Reg No
50020498
Rating
Regional
Categories of Special Interest
Architectural, Historical, Social, Technical
Original Use
Dry dock
In Use As
Pier/jetty
Date
1795 - 1800
Coordinates
317882, 233908
Date Recorded
24/04/2015
Date Updated
--/--/--
Former graving dock, built 1796, infilled and used as boat slipway, c.1850. Cut limestone retaining walls. Recent concrete paving and slip ramp. Rubble limestone enclosing wall to south, having recent concrete to upper level. Gate opening to south side with coursed calp limestone rubble wall on east side of opening with recent concrete piers and metal gates. Former gate opening to east side having brown brick surrounds with castellated limestone capping stones, now infilled with concrete block, within calp limestone rubble wall. Situated on east side of Grand Canal Basin and north end of South Docks Road.

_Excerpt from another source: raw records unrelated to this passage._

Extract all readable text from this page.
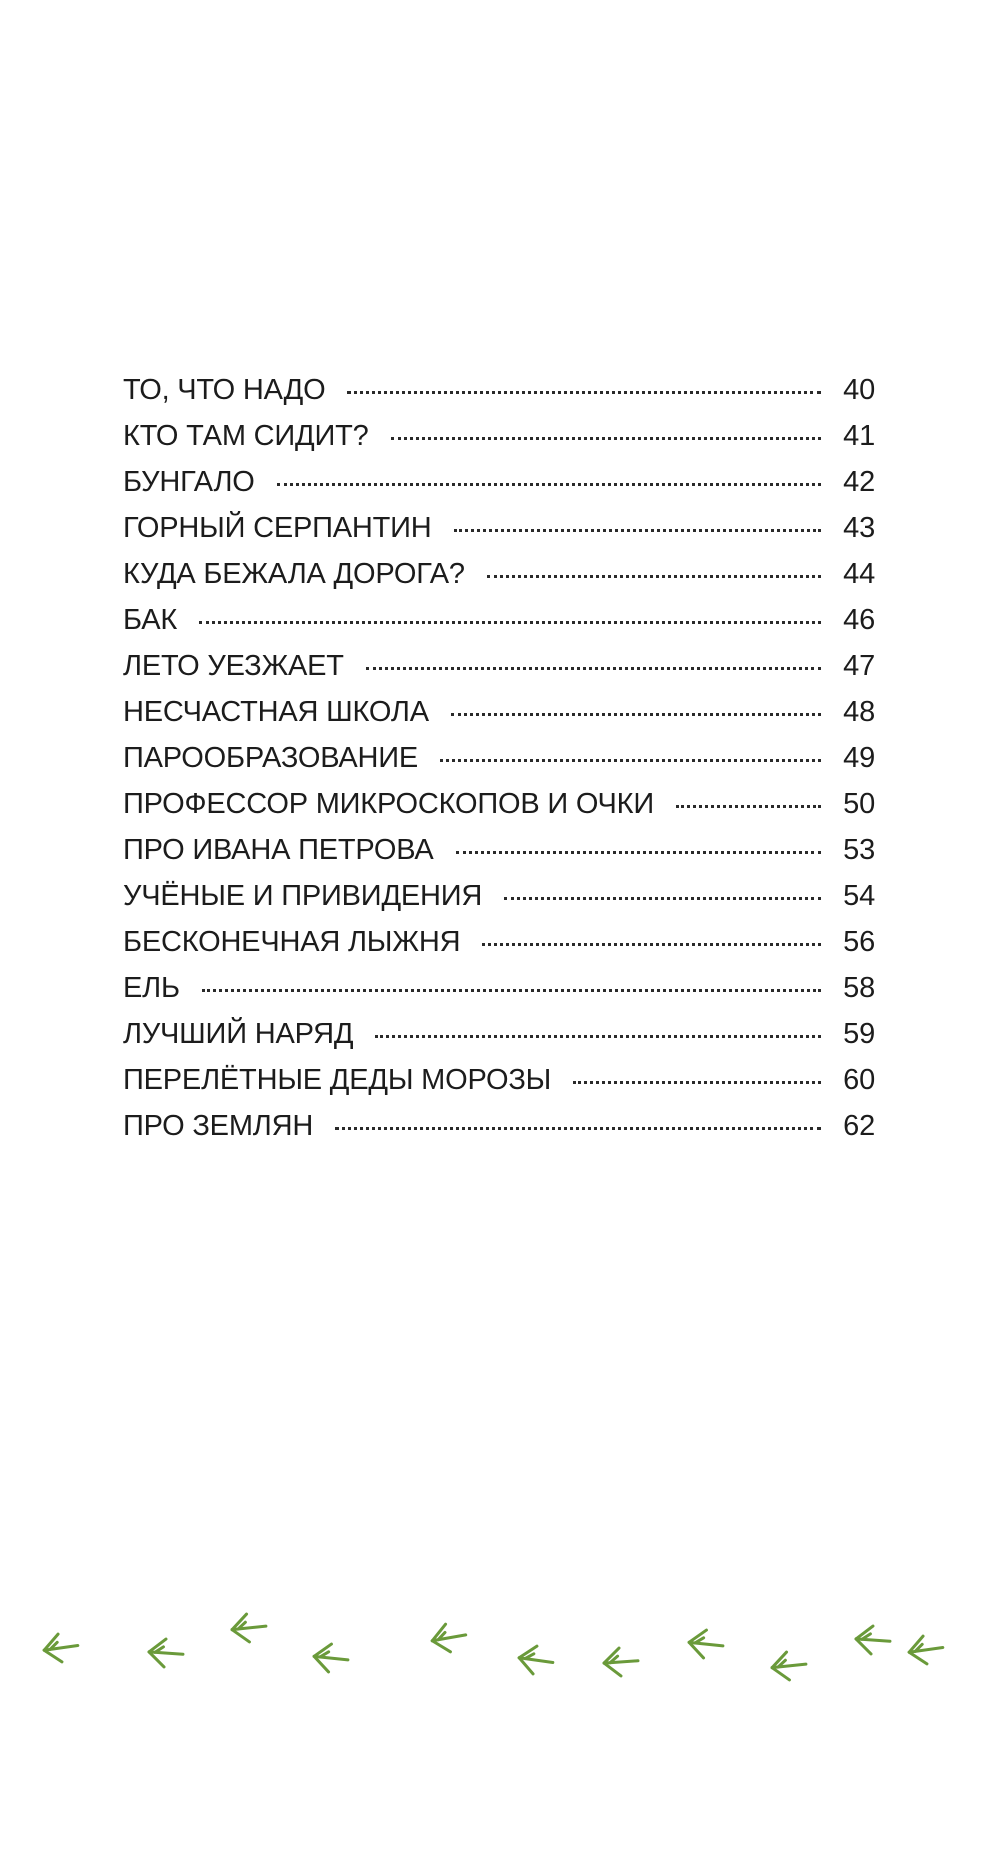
ТО, ЧТО НАДО	40
КТО ТАМ СИДИТ?	41
БУНГАЛО	42
ГОРНЫЙ СЕРПАНТИН	43
КУДА БЕЖАЛА ДОРОГА?	44
БАК	46
ЛЕТО УЕЗЖАЕТ	47
НЕСЧАСТНАЯ ШКОЛА	48
ПАРООБРАЗОВАНИЕ	49
ПРОФЕССОР МИКРОСКОПОВ И ОЧКИ	50
ПРО ИВАНА ПЕТРОВА	53
УЧЁНЫЕ И ПРИВИДЕНИЯ	54
БЕСКОНЕЧНАЯ ЛЫЖНЯ	56
ЕЛЬ	58
ЛУЧШИЙ НАРЯД	59
ПЕРЕЛЁТНЫЕ ДЕДЫ МОРОЗЫ	60
ПРО ЗЕМЛЯН	62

Grand Canal Dock was built to designs by William Jessop, and opened in 1796. It marked the completion of the Grand Canal from the Shannon to the Liffey, terminating in deep water docks next to the mouth of the River Dodder. Three ‘graving docks’ were constructed for ship repair and construction. However, this southernmost dock was closed in 1851 and used as a coal yard, while a lease was taken out on the two smaller docks to the north by the Dublin Dockyard Company. Due to the insufficient size of the sea locks and silting at the entrance caused by the Dodder, it was not always possible for ships to enter the docks and they often continued to berth on the Liffey quaysides. With the decline in the use of the canal, the basin became largely redundant. This dock is noted as disused on historic maps from the early twentieth century. No longer in use, historic fabric remains in the dock retaining walls and surrounding enclosing walls. It is an interesting reminder of the former industrial use of the basin.